If you were curious as to whether they would let you bring a frying pan and a couple of eggs into the Australian Open, the answer seems to be a resounding yes.
We are still awaiting word on bacon, though.
What we have here is someone who is either trying to be clever or sate his hunger—perhaps both. Either way, the real question is how this picture could possibly be devoid of bacon, a breakfast staple.
The second thought might be how one gets through the turnstile with all the fixings for brunch. Our previous assumption that only hobbits carry cooking utensils around seems to be horribly unfounded. Essentially, the security at Hisense Arena is fairly relaxed.
Now, as for the temperature, NDTV reports heat reached 42 degrees Celsius, or 108 Fahrenheit, necessitating the roof to be closed after the first set because of the Australian Open's "extreme heat policy."
CNN's Jethro Mullen reports things may get a tad bit hotter heading into the weekend, because temperatures could reach 44 degrees Celsius (111 degrees Fahrenheit) in the coming days.

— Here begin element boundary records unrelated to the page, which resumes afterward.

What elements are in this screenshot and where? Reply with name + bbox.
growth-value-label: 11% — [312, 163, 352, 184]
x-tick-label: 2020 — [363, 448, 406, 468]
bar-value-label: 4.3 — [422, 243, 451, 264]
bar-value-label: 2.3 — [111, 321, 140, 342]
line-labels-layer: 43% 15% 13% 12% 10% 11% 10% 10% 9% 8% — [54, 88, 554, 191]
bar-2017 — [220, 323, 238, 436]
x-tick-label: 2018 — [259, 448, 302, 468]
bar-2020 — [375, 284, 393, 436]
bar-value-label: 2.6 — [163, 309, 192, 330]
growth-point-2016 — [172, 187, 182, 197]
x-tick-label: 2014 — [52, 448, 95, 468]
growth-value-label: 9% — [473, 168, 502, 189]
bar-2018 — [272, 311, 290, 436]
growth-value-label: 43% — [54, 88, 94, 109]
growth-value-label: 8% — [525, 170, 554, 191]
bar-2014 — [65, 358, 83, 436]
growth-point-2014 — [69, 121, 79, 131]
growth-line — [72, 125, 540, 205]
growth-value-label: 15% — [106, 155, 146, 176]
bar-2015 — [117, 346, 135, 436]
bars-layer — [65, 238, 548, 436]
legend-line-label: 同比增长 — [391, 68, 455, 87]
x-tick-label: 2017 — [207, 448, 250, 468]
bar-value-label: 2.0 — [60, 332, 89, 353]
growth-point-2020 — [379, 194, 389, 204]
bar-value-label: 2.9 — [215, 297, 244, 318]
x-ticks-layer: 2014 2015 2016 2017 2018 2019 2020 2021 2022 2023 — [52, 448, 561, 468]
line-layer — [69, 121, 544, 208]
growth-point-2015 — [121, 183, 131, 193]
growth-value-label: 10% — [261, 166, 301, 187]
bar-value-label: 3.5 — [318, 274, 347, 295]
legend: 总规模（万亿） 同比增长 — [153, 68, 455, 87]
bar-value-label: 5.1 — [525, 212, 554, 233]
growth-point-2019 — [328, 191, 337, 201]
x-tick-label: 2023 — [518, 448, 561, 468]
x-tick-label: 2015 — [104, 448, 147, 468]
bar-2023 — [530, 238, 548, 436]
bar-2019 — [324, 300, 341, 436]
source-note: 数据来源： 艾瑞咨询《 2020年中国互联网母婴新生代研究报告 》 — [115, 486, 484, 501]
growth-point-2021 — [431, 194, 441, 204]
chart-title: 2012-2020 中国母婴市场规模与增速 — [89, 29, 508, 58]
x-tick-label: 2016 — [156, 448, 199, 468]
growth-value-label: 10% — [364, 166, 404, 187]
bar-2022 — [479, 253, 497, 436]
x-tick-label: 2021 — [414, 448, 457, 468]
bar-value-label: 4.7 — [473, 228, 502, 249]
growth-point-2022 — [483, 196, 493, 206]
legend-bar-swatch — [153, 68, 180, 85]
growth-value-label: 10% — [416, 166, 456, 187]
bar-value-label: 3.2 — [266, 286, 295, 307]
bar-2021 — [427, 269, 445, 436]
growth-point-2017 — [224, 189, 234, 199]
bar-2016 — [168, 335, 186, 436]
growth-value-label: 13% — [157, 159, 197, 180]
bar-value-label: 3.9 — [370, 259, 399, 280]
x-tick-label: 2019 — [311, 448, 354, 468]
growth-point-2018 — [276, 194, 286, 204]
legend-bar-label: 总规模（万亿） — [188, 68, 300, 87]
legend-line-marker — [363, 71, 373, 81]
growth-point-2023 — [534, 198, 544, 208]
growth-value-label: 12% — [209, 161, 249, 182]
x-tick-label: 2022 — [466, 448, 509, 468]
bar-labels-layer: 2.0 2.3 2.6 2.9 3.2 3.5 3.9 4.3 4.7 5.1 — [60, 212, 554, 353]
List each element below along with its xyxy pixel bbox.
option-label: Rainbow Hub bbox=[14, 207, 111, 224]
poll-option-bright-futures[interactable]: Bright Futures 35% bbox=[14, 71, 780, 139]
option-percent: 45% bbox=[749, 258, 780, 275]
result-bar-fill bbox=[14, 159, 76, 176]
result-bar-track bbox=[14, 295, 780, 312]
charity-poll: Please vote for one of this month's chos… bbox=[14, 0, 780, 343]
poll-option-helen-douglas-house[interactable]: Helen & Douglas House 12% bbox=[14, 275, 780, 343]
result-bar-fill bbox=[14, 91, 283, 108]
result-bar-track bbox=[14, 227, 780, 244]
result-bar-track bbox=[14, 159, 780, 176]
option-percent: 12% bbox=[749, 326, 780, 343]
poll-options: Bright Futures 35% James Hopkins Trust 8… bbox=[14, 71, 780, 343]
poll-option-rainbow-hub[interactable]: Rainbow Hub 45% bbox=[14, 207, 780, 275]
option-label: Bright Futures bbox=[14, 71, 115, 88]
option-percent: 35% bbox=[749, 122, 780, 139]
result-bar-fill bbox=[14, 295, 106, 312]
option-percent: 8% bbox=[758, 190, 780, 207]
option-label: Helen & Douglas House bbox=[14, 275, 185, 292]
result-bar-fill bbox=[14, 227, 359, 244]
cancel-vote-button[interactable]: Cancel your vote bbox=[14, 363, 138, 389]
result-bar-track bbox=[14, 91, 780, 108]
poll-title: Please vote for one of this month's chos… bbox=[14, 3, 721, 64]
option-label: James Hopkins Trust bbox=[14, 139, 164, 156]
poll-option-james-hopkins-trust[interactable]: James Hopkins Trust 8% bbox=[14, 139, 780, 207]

Yeah man, but it's a dry heat.
Sports Illustrated's Courtney Nguyen paints a pretty grim picture when it comes to the scorching heat athletes and fans have to deal with in Melbourne, reporting, "a ball kid fainted and a Canadian qualifier who also collapsed on the court blasted the tournament for playing through “inhumane” conditions."
Caroline Wozniacki remarked, "I put the [water] bottle down on the court and it started melting a little bit underneath — the plastic — so you knew it was warm."
OK, so it's hot enough to melt plastic, but can it sizzle your eggs enough to satisfy a nonchalant food critic?
Here is a BBC host attempting to fry an egg in Death Valley, Calif. as temperatures loom around 52 degrees Celsius.
As you can see, you are at best going to get a slow-cooked egg, which is probably as unappetizing as it sounds, or worse, you might get some lukewarm raw eggs.
LiveScience's Nicholas Gerbis breaks it down further:
Denaturation accounts for why egg whites change from transparent to opaque when you cook them, and the process cannot kick off below around 158 degrees F (70 C).
Let’s stack the deck in favor of the myth. The hottest temperature ever recorded on Earth was 134 degrees Fahrenheit (56.7 degrees Celsius) was actually recorded in Death Valley on July 10, 1913 (declared so in September, 2012). That’s not hot enough to cook an egg, but it’s also not as far off as it sounds. Sidewalks, after all, often blaze hotter than the surrounding air because they store heat and release it in an every-changing energy balance.
Still, Gerbis contends the extra stored heat isn't enough to properly cook your egg, even in that remarkable condition.
So now you know that taking eggs into the Australian Open, while hilarious, is a pretty awful way to prepare the most important meal of the day.
As long as it takes your mind off the heat, we say it's worth it though.